You are viewing a plain text version of this content. The canonical link for it is here.
Posted to user@beam.apache.org by Dennis Yung <de...@gmail.com> on 2021/03/18 02:58:21 UTC

Fwd: Source connector stopped without log on Dataflow (SqsIO)

Hi,

I am running a streaming job with the SqsIO source connector on Dataflow.
However, the source connector stopped retrieving events with no
exception/reason logged, after running for a few hours.
I have confirmed that the connector is not making new requests to SQS:
1. I have checked on SQS side that no "receive" requests are made after
2021-03-17 19:00:00 HKT
2. I set the dataflow log level to DEBUG, and the logs for making requests
stopped at 2021-03-17 18:58:22 HKT (debug log as below)
[image: image.png]
As a result, the data latency kept increasing.
[image: image.png]

I have also checked the job log and all worker logs from all steps, but
there are no errors.
CPU utilization was around 22% each before the incident.
The SDK is Java SDK 2.28.0

Would someone advise on what I can check further to investigate the issue?
Thanks!

Re: Source connector stopped without log on Dataflow (SqsIO)

Posted by Dennis Yung <de...@gmail.com>.
I consulted GCP support and found a solution.
The support engineer identified an error from the log:
“2021-03-19 10:49:01.661 JSTError unmounting disk
dev-tracking-03181836-11wi-harness-disk-0, error=UNKNOWN: Failed to execute
shell command=umount -v
/windmill/dev-tracking-03181836-11wi-harness-disk-0, exit code=8192,
errno=0, command output”

While the log does not point to an exact cause, the support engineer
suggested that I try enabling the new streaming engine.
(enableStreamingEngine)
I no longer encounter this problem after enabling the streaming engine.
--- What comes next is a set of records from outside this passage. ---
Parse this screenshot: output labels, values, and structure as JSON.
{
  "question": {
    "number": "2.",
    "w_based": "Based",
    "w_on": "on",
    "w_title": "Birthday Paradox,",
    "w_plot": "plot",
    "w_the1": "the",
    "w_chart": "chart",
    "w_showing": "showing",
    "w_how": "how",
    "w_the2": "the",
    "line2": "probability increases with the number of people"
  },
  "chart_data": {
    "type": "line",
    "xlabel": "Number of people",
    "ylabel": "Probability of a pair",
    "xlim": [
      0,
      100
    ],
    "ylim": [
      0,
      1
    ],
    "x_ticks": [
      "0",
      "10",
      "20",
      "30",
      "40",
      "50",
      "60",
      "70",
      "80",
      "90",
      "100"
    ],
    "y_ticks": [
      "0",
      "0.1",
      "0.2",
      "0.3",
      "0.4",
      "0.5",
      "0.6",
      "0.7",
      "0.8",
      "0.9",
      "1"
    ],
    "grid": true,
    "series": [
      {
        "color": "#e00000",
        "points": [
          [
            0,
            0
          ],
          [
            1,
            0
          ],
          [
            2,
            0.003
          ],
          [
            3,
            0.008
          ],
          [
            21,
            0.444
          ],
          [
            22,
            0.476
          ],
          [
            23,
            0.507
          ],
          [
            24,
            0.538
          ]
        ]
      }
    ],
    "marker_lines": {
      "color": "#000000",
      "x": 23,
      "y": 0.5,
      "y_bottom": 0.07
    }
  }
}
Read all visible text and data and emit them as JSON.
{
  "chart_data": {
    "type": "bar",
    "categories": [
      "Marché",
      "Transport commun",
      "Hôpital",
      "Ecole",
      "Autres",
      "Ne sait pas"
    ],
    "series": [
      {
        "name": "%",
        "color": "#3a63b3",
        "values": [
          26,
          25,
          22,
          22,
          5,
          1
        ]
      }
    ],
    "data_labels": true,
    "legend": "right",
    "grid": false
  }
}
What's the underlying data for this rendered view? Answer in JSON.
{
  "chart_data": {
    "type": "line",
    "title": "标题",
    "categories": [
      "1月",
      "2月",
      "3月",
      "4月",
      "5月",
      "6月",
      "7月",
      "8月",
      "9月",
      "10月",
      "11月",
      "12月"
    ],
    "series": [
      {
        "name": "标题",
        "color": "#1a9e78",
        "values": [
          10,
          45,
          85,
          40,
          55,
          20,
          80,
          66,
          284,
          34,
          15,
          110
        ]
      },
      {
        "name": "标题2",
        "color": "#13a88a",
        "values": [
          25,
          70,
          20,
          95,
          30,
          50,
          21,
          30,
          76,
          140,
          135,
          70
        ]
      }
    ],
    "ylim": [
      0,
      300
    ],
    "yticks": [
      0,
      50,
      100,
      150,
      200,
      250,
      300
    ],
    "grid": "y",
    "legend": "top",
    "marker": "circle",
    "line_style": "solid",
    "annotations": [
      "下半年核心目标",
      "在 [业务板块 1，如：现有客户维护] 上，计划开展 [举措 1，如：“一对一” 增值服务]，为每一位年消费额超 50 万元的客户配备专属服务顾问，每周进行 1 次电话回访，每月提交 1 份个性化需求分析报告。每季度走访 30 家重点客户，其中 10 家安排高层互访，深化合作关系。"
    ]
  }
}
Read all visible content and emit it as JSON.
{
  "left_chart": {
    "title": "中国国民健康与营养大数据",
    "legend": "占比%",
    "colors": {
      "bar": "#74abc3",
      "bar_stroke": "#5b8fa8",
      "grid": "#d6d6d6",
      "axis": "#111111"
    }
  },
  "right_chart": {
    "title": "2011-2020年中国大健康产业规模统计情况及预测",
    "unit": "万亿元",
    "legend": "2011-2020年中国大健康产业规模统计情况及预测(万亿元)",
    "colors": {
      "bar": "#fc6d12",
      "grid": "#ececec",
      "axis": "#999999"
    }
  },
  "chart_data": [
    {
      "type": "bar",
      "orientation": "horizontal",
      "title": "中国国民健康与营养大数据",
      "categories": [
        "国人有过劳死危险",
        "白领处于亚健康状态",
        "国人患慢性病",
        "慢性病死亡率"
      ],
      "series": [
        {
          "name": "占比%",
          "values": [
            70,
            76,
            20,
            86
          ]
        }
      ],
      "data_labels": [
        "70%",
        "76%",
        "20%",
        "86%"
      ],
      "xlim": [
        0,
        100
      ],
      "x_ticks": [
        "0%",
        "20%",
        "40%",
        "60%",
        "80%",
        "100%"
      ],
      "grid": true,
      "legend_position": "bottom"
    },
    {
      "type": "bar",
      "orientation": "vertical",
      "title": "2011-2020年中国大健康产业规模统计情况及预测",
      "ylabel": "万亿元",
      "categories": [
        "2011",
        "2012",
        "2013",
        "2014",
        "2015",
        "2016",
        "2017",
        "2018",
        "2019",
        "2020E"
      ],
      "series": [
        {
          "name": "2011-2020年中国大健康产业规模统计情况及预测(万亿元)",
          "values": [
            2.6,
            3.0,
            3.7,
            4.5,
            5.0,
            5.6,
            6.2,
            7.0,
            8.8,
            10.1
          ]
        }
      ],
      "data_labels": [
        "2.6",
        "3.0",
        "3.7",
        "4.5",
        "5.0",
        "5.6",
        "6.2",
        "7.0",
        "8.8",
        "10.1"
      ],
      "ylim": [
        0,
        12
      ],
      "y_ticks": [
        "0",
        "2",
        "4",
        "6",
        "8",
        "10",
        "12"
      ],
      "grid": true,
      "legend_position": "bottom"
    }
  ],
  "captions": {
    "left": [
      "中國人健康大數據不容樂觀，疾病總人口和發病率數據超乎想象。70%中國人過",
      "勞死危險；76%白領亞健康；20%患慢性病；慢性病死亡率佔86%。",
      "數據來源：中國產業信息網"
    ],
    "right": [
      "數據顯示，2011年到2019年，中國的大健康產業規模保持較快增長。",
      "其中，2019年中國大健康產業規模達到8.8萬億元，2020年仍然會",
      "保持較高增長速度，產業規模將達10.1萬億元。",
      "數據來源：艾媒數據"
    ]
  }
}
On Thu, Mar 25, 2021 at 1:41 AM Chamikara Jayalath <ch...@google.com>
wrote:

> Not exactly sure of the reason but is it possible that your pipeline is
> writing to a sink (or has an otherwise expensive downstream step) that
> could be stuck resulting in increased lag ?
>
> On Wed, Mar 17, 2021 at 7:58 PM Dennis Yung <de...@gmail.com>
> wrote:
>
>> Hi,
>>
>> I am running a streaming job with the SqsIO source connector on Dataflow.
>> However, the source connector stopped retrieving events with no
>> exception/reason logged, after running for a few hours.
>> I have confirmed that the connector is not making new requests to SQS:
>> 1. I have checked on SQS side that no "receive" requests are made after
>> 2021-03-17 19:00:00 HKT
>> 2. I set the dataflow log level to DEBUG, and the logs for making
>> requests stopped at 2021-03-17 18:58:22 HKT (debug log as below)
>> [image: image.png]
>> As a result, the data latency kept increasing.
>> [image: image.png]
>>
>> I have also checked the job log and all worker logs from all steps, but
>> there are no errors.
>> CPU utilization was around 22% each before the incident.
>> The SDK is Java SDK 2.28.0
>>
>> Would someone advise on what I can check further to investigate the
>> issue? Thanks!
>>
>

Re: Source connector stopped without log on Dataflow (SqsIO)

Posted by Chamikara Jayalath <ch...@google.com>.
Not exactly sure of the reason but is it possible that your pipeline is
writing to a sink (or has an otherwise expensive downstream step) that
could be stuck resulting in increased lag ?

On Wed, Mar 17, 2021 at 7:58 PM Dennis Yung <de...@gmail.com> wrote:

> Hi,
>
> I am running a streaming job with the SqsIO source connector on Dataflow.
> However, the source connector stopped retrieving events with no
> exception/reason logged, after running for a few hours.
> I have confirmed that the connector is not making new requests to SQS:
> 1. I have checked on SQS side that no "receive" requests are made after
> 2021-03-17 19:00:00 HKT
> 2. I set the dataflow log level to DEBUG, and the logs for making requests
> stopped at 2021-03-17 18:58:22 HKT (debug log as below)
> [image: image.png]
> As a result, the data latency kept increasing.
> [image: image.png]
>
> I have also checked the job log and all worker logs from all steps, but
> there are no errors.
> CPU utilization was around 22% each before the incident.
> The SDK is Java SDK 2.28.0
>
> Would someone advise on what I can check further to investigate the issue?
> Thanks!
>